4. Not understanding Your SLA (Service Level Agreement)
Does your email provider offer you a 99.9999% uptime guarantee? What happens when they go down for a few hours? Do they pay you back? No. SLAs vary from vendor to vendor, so be sure to understand what yours promises, what you will get when they go down, and what you won’t. What you will get is a portion of your bill cut, depending on the SLA, but you’ll have to apply to your provider’s billing department and request this credit.
5. Choosing the Bells and Whistles (you’ll never use)
Many hosted email providers will boast features are overkill for small businesses. Most small businesses do not need to be compliant with HIPAA, PCI, and SOX, but many email providers will boast their compliance packages and try to sell you on them. Granted, most organizations we work with could benefit from a lot of additional features that never occurred to them. Just because you don’t have a feature now doesn’t mean you can’t benefit from them, but don’t be sold on the promise of something without making sure it is really a benefit, not just an extra monthly charge on your account.
6. Looking at price first, features and benefits second (or never)

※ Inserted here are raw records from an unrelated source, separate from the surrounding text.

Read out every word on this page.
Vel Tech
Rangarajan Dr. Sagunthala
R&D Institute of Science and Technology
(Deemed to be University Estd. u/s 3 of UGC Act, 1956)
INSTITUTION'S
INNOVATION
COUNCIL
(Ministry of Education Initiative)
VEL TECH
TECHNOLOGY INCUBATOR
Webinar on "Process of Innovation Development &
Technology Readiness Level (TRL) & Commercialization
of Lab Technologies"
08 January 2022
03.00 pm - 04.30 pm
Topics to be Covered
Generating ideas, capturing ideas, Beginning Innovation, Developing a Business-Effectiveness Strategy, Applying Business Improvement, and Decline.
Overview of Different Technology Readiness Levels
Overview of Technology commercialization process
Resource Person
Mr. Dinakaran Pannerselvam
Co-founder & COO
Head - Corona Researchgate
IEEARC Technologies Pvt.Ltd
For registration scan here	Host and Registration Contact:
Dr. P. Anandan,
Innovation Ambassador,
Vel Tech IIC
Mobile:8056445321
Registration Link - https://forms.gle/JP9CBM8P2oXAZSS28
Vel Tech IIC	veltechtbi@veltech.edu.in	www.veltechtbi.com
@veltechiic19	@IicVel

Price matters, but meeting your needs matters more. Yes, you could choose to host your email for free with your ISP, but it’s worth a few dollars per month to have your own domain name, larger message attachment sizes, collaboration and other features that you will actually use. Before making a decision, make sure that you are comparing identical or at least very similar features, and then come down to price, but not before.